Ao mesmo tempo, enormes extensões de bem localizadas terras públicas são entregues, quase de mão beijada, a grandes empresas, quando a Lei Federal n. 11.124, de 16/06/2005, que dispõe sobre o Sistema Nacional de Habitação de Interesse Social, determina claramente a “utilização prioritária de terrenos de propriedade do Poder Público para a implantação de projetos habitacionais de interesse social”.
Em aberta violação à legislação federal, e às próprias constituições estaduais e leis orgânicas dos municípios, são aprovadas doações, concessões e operações urbanas que têm a ver com o interesse público ou prioridades sociais. No Rio de Janeiro, por exemplo, embora a lei determine a destinação prioritária de terras públicas para a habitação social, o Decreto Municipal n. 30.379, de 1/01/2009, estabelece que o Poder Executivo “envidará todos os esforços necessários no sentido de possibilitar a utilização de bens pertencentes à administração pública municipal, ainda que ocupados por terceiros, indispensáveis à realização dos Jogos Rio 2016”.
Assim, vê-se o poder publico mobilizado para “limpar” terras públicas de habitação popular e entregar estas áreas à especulação imobiliária, em nome, claro, da viabilização dos eventos, como acontece na Vila Autódromo, no Rio de Janeiro.
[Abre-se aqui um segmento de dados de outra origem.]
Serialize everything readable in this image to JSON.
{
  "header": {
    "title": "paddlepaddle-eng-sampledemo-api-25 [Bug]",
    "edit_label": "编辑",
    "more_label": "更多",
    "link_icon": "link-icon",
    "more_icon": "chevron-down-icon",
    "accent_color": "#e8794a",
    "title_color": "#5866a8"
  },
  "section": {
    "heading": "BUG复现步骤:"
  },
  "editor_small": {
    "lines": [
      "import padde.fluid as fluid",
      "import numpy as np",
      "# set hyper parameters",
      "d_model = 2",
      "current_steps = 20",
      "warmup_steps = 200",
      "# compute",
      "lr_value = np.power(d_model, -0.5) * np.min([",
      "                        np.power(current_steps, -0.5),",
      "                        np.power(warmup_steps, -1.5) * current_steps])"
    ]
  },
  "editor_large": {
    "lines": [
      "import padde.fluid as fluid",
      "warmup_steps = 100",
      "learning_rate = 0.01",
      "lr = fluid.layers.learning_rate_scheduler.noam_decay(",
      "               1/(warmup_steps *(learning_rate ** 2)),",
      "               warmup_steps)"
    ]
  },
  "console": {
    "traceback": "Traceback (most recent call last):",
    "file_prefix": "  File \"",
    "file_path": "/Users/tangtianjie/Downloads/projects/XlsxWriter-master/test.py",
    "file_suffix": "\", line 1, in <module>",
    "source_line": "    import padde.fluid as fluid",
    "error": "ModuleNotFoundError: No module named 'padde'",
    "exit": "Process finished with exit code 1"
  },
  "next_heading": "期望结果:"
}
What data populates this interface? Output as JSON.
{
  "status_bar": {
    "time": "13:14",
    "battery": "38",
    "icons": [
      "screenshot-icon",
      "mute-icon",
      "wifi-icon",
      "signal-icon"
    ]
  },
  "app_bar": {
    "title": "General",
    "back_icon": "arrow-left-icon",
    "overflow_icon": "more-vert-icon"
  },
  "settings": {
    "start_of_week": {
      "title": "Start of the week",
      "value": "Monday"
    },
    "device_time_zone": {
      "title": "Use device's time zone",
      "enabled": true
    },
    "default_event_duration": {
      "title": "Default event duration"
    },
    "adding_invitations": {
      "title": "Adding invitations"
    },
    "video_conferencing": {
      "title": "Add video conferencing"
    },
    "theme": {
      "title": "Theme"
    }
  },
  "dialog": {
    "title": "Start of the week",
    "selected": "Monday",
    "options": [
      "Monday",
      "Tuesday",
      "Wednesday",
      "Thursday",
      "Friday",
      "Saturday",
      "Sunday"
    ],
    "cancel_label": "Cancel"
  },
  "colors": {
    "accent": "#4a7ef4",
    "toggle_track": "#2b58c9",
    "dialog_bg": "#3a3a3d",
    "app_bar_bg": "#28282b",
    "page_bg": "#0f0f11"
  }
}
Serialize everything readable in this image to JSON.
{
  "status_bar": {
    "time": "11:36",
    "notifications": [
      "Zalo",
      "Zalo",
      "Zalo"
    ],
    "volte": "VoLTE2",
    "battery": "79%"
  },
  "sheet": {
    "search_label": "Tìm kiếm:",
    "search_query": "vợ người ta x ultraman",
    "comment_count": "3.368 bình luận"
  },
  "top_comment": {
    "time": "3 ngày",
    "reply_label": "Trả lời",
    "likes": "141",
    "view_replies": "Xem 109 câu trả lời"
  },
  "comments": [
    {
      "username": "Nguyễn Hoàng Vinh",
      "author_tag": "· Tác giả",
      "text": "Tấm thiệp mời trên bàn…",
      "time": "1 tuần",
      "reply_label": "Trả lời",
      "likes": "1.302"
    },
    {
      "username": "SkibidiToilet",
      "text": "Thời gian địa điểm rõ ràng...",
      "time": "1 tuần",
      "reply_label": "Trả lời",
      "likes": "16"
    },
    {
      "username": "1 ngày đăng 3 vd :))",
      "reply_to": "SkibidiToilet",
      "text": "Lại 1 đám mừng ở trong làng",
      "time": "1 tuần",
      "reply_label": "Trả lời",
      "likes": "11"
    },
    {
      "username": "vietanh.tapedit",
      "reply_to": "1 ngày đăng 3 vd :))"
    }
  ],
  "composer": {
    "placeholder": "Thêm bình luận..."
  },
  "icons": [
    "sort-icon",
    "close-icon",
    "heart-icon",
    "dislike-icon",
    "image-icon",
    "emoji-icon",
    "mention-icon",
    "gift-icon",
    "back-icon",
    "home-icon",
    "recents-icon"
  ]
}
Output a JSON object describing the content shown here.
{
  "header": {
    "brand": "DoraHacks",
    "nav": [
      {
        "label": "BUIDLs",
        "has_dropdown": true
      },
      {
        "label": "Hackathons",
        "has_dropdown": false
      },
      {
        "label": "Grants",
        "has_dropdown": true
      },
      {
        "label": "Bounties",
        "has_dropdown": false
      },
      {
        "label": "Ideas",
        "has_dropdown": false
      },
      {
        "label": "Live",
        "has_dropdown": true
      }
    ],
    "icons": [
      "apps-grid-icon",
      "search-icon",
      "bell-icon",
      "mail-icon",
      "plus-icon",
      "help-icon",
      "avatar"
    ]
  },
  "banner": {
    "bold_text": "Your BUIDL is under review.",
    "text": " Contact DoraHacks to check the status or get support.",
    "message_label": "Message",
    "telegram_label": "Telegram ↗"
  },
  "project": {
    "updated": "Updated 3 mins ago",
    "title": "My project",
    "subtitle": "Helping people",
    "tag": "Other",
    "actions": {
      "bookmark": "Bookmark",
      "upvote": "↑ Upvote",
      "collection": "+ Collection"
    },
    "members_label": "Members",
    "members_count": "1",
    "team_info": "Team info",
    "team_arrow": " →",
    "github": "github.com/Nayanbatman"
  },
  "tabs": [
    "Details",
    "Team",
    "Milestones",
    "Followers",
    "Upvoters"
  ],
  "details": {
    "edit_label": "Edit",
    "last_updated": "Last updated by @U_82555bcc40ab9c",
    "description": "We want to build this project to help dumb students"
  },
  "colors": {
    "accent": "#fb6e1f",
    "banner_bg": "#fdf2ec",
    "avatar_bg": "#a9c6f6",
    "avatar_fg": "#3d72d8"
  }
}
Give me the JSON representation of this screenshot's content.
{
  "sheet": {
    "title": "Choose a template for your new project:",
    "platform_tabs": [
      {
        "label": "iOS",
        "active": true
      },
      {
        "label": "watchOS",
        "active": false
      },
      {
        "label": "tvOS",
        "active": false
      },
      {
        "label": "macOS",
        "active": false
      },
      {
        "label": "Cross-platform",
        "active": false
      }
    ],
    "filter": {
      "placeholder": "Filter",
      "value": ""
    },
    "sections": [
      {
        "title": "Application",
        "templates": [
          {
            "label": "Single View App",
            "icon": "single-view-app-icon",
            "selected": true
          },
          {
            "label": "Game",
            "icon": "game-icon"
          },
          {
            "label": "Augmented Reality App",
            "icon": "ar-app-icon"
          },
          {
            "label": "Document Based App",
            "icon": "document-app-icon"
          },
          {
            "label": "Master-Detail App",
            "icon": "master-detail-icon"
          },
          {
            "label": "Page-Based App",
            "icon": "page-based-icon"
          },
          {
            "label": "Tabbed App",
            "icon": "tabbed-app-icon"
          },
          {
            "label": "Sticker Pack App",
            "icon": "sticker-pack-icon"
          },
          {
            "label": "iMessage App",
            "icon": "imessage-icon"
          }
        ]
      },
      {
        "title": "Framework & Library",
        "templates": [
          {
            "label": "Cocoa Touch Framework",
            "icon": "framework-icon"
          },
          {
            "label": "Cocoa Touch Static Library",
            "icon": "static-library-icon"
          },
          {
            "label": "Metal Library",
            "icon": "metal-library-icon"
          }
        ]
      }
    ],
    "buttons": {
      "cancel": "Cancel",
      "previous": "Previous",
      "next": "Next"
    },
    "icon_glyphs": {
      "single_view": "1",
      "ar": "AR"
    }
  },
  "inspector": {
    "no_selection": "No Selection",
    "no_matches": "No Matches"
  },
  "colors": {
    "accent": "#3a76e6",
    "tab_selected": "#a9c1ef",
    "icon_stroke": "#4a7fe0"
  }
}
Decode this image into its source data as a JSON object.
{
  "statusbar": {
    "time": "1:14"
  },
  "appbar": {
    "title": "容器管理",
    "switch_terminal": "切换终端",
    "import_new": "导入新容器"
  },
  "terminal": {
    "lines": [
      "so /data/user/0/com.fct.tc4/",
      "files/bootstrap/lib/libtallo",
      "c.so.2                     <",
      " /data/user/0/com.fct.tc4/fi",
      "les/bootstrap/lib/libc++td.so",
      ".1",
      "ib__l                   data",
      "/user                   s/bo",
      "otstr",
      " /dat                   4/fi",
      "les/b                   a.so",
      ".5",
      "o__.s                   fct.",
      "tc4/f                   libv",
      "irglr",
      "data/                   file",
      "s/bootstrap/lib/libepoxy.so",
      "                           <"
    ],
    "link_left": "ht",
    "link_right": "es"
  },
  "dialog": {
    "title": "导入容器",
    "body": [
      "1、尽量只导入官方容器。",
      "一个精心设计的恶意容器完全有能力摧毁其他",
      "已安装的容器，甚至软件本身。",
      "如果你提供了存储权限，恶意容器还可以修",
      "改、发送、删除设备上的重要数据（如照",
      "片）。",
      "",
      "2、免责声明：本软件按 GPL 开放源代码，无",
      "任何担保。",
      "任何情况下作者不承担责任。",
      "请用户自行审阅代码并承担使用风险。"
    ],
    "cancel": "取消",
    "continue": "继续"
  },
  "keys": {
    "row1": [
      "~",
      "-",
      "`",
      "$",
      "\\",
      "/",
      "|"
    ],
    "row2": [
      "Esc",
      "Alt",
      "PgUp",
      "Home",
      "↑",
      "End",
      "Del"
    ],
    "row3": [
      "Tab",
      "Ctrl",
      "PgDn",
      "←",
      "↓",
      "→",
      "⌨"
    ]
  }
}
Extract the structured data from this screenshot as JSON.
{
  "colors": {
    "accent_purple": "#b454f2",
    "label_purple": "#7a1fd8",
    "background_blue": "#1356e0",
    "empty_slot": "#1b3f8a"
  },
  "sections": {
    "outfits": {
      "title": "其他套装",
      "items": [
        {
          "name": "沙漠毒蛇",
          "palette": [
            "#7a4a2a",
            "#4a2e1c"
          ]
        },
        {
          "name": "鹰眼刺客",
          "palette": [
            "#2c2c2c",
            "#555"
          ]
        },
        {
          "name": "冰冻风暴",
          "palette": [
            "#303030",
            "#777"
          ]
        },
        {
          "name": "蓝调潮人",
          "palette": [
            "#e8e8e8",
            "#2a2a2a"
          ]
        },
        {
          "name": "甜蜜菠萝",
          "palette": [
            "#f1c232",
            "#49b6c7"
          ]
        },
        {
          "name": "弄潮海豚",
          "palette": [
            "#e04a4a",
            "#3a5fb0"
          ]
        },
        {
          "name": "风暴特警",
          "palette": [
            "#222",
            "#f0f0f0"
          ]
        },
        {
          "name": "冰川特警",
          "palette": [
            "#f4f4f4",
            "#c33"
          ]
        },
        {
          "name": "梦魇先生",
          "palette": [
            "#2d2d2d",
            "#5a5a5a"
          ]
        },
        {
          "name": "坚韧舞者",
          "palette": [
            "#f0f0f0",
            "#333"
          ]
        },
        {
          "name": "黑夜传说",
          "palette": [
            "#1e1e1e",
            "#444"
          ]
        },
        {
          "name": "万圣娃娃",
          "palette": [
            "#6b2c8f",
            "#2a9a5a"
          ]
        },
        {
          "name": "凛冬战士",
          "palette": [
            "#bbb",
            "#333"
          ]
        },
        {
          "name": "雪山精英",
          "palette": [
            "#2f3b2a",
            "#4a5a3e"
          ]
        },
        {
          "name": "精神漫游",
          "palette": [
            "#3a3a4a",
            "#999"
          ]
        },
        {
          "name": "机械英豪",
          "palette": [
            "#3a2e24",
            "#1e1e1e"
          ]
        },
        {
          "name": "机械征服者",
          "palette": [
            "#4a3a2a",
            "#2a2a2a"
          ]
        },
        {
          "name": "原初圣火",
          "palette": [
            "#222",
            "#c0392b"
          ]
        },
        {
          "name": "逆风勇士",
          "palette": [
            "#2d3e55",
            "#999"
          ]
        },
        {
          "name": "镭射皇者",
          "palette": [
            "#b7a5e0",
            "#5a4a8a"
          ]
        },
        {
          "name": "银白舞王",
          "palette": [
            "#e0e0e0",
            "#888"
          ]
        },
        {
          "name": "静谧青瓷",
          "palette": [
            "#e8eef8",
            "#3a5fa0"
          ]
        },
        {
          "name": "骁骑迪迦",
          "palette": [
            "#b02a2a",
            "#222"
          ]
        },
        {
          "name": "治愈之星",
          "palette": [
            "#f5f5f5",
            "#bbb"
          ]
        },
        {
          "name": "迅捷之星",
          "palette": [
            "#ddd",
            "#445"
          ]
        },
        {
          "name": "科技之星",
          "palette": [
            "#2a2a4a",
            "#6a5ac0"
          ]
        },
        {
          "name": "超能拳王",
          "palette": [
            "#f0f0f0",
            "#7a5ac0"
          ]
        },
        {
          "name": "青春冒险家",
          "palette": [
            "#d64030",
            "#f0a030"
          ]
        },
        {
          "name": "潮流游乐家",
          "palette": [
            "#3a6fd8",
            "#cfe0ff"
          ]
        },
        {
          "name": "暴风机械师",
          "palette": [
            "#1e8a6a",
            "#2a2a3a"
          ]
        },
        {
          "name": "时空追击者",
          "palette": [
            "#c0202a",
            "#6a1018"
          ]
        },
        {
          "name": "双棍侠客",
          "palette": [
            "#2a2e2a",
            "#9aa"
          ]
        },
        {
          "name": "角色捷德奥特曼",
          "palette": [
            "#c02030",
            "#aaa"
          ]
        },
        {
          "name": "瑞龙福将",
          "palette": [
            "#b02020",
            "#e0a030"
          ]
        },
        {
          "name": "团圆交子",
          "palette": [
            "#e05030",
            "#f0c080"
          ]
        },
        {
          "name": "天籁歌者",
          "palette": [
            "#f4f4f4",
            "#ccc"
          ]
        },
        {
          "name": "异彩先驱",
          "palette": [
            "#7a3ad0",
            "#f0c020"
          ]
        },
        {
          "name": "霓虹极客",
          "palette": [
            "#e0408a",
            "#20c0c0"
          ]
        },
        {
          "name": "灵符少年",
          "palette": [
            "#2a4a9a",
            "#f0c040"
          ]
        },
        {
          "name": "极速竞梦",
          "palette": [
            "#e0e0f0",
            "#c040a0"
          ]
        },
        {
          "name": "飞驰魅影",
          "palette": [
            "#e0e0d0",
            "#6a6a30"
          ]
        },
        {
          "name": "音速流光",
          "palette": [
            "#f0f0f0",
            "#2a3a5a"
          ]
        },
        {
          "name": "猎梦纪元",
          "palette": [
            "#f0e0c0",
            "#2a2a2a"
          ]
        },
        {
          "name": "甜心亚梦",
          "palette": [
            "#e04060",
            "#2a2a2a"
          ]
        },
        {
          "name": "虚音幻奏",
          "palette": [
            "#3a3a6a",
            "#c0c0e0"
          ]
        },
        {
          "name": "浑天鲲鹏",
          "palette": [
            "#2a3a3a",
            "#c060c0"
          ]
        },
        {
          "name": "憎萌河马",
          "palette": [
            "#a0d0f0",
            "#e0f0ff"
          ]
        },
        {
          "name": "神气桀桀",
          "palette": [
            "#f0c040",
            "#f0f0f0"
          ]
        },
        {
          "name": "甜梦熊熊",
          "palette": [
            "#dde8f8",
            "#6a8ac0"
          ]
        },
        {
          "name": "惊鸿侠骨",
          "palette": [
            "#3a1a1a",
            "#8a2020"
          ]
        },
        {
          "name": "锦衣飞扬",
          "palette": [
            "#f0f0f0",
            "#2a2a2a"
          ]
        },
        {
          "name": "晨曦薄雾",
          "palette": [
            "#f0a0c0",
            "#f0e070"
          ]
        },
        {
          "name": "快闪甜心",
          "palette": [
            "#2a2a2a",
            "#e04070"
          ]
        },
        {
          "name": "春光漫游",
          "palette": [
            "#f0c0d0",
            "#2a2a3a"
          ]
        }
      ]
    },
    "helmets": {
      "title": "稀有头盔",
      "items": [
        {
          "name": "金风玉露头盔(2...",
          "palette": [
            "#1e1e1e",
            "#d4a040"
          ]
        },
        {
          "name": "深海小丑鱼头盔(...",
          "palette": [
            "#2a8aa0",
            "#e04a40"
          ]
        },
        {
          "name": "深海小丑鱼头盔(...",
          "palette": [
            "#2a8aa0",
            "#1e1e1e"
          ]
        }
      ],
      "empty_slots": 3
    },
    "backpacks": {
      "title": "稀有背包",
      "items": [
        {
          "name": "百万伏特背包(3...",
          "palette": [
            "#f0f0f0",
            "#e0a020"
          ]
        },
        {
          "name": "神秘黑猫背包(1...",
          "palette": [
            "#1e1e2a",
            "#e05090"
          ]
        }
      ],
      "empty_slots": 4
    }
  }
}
Em triste evocação do que foram os tempos cinzentos da ditadura militar, o poder pública criar um aparato de segurança especial (a nova Secretaria Extraordinária de Segurança para Grandes Eventos, conforme o Decreto n. 7.536, de 1/08/2011). E para completar o cenário de exceção, uma nova tipificação penal e justiças especiais são previstos no projeto da chamada Lei Geral da Copa.
Também procedimentos de exceção são utilizados para simular a existência de estudos ambientais
e processos de licenciamento ambiental, em regime “de urgência”.
Estamos diante da imposição da “forma legal daquilo que não pode ter forma legal” (Giorgio Agambem;
Estado de exceção. São Paulo, Boitempo, 2004, p. 12).
Para um país que há menos de 30 anos estava submetido à ditadura, a violação sistemática de nossa legalidade e aparato institucional e a implantação da cidade de exceção constituem legados inaceitáveis.